Brock Jones

Poetry

Brock Jones is an assistant professor of English at Utah Valley University and the author of Cenotaph (University of Arkansas Press, 2016), a finalist in the 2016 Miller Williams Poetry Prize. His poems have appeared or are forthcoming in the Iowa Review, Lunch Ticket, Ninth Letter online, Poetry Daily, Raleigh Review, Sugar House Review, War Literature and the Arts, and others. He received a PhD in Literature and Creative Writing from the University of Utah. He’s a veteran of the U.S. Army and served three tours of duty in Iraq and one in Afghanistan. He currently lives with his wife and daughter in Utah.

Cardiology

With the model heart’s double doors cracked
open, its network of ventricles and veins
exposed in the doctor’s palms

he walks us through circulation, pointing
out where my blood backflows and eddies
at the base of the aorta thanks to a stuttering valve.

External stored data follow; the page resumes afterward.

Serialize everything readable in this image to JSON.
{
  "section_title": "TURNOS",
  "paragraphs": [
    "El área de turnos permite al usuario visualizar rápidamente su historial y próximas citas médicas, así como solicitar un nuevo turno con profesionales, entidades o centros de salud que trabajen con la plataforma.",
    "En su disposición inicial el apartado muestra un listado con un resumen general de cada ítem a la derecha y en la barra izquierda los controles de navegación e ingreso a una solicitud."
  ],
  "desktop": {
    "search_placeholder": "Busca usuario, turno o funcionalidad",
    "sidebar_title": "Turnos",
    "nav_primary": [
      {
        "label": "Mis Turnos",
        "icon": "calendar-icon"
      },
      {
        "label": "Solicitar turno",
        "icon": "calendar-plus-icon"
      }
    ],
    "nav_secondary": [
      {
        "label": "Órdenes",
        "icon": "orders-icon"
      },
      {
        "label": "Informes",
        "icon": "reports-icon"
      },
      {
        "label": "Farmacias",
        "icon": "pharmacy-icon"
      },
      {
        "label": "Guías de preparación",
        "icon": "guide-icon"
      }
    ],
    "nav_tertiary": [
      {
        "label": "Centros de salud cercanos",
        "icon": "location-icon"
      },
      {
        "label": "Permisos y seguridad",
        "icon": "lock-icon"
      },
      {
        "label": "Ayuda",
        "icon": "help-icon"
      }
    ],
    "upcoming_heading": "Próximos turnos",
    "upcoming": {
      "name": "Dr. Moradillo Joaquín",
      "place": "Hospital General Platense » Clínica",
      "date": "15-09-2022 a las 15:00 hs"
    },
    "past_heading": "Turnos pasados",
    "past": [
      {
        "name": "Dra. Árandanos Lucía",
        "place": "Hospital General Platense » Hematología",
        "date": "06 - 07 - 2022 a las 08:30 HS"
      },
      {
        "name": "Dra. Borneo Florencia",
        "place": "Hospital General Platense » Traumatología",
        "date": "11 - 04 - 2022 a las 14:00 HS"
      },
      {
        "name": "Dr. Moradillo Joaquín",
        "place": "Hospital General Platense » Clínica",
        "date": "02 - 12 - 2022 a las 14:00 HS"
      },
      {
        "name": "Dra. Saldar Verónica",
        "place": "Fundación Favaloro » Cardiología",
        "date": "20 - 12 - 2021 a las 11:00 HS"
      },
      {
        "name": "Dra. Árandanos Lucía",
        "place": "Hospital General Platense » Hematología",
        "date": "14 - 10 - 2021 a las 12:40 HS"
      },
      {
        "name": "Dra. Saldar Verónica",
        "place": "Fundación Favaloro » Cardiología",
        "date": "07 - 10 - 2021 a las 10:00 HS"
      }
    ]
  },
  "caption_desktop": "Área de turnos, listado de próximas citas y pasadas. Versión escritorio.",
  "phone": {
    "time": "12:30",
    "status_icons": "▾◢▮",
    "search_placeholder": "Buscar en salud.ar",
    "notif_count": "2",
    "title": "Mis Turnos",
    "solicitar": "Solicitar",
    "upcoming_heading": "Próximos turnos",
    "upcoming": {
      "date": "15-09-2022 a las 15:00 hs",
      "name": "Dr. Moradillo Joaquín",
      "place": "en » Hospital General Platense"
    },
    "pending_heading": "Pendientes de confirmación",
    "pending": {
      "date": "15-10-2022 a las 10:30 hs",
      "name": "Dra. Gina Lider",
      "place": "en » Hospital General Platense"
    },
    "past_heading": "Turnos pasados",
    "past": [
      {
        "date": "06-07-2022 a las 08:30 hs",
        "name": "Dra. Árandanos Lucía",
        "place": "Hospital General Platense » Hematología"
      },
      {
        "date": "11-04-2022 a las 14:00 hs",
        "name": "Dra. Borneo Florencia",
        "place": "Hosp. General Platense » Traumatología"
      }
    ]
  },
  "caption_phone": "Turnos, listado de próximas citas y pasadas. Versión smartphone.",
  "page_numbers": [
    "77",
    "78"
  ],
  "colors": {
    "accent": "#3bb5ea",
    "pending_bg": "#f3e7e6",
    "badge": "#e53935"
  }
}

Now we keep an eye on it, he says, placing the heart
back on its shelf. Later, we wait in the atrium
for an elevator. At least we know

you keep insisting. Better we know than not.
You stand at the water’s edge seeking my response
but I’m still treading that ultrasound’s

black river, bicuspid inheritance in stark white.
How strange now to feel the cadences

of this my plastic heart, one malformed
valve mawing like the mouth of a fish
caught and tossed on the shore.

In my late thirties, just prior to my fourth deployment, I was diagnosed with bicuspid aortic valve, a congenital heart-valve defect that had escaped detection by doctors and nearly 15 years of regular military health screenings. This particular poem came out of my initial attempts at coming to terms with the diagnosis.